The Dodgers can lose in many different ways. They could lose a nail biter or the bats could go cold in a 2-0 pitching duel. They could blow a lead in the ninth inning or a good old fashioned blowout is another possibility. Those types of losses would all suck, no doubt, but there’s nothing more frustrating than how the Dodgers normally lose. They lost that way tonight and I think if the Dodgers let’s say lose 65 games this year; nearly 30-40% of those potential losses would look exactly like this one.
If you squint your eyes extra hard you can spot the patterns I’m talking about here. The starter allows 3-5 runs in the first few innings putting the team in an immediate hole. The offense is unable to catch up changing the plate approaches. Usually the bats get desperate, and throaty when down by multiple runs early. They swing at balls outside the strike zone and look at strikes down the middle of the plate. Generally this results in a ton of weak grounders or strikeouts. If they get any base runners they’re instantly erased with double plays. Usually they collect 3-5 hits in these types of losses.

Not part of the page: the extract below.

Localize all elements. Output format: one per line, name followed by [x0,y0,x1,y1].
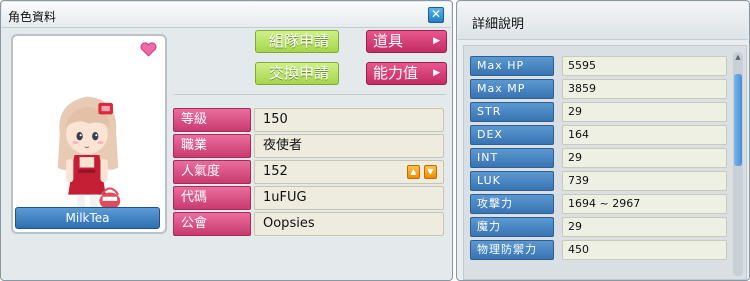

They’ve actually done this in important games too. Think back to game 6 of the 2016 NLCS when Clayton Kershaw gave up four runs in the first several innings. The club was down 4-0 right away and how many hits did they get? They got two if I remember correctly. Fast forward to game 7 of the World Series last year. Yu Darvish served up 5 runs in the first two frames. The Dodgers got five hits and left a small arsenal of runners on base. They scored one run and never really had a look at the game.
What makes these losses so annoying is that they’re boring. The Dodgers were boring, never getting a chance of getting into the game. I might be overreacting here, but I can’t deny what I see unfold in front of me.
On this night Dodger starter Rich Hill pitched 5 innings and allowed four runs on eight hits, (three were earned runs) he walked none and struck out four. The Angels scored all four of their runs in the third inning before the Dodgers had a chance to settle in. There were two singles from Zack Cozart and Justin Upton. There was a catcher’s interference called on Austin Barnes that loaded the bases. Mike Trout’s bat swing deflected off of Barnes’ glove. The play was scary since Barnes could have been severely injured. Thankfully he was ok and stayed in the game. The big blow was a three-run bases clearing double from Albert Pujols. That was followed by a ground ball RBI single from Andrelton Simmons which was all she wrote. The Dodgers made two other errors in the field as well.
Opposing starter Matt Shoemaker tossed four scoreless innings allowing just two hits. He struck out five while walking only one. The Dodgers got five; count them five hits on the night. The only extra-base hits were a Cody Bellinger double that was immediately erased when he was thrown out at third and an Andrew Toles solo home run in the bottom of the ninth. The Dodgers left four runners on base.
You could probably say that my comparison is unfair since this is a meaningless exhibition game. Let’s not forget that I’m mostly joking around here, trying to have some fun with a boring loss. Then again this looks like a repeat for the west coast crowd. Check that, nobody wants to see these kinds of losses no matter what coast they’re residing from. Anyways the Dodgers finish their exhibition schedule on Tuesday night. We’ll find out what the opening day roster looks like too. Korean lefty Hyun-Jin Ryu gets the nod while the Halos will counter with JC Ramirez. Remember we don’t have to see Madison Bumgarner after he broke his hand on a line drive while pitching against the Royals. Certainly the Dodgers can handle Ty Blach on opening day right? Welcome back Dodgers!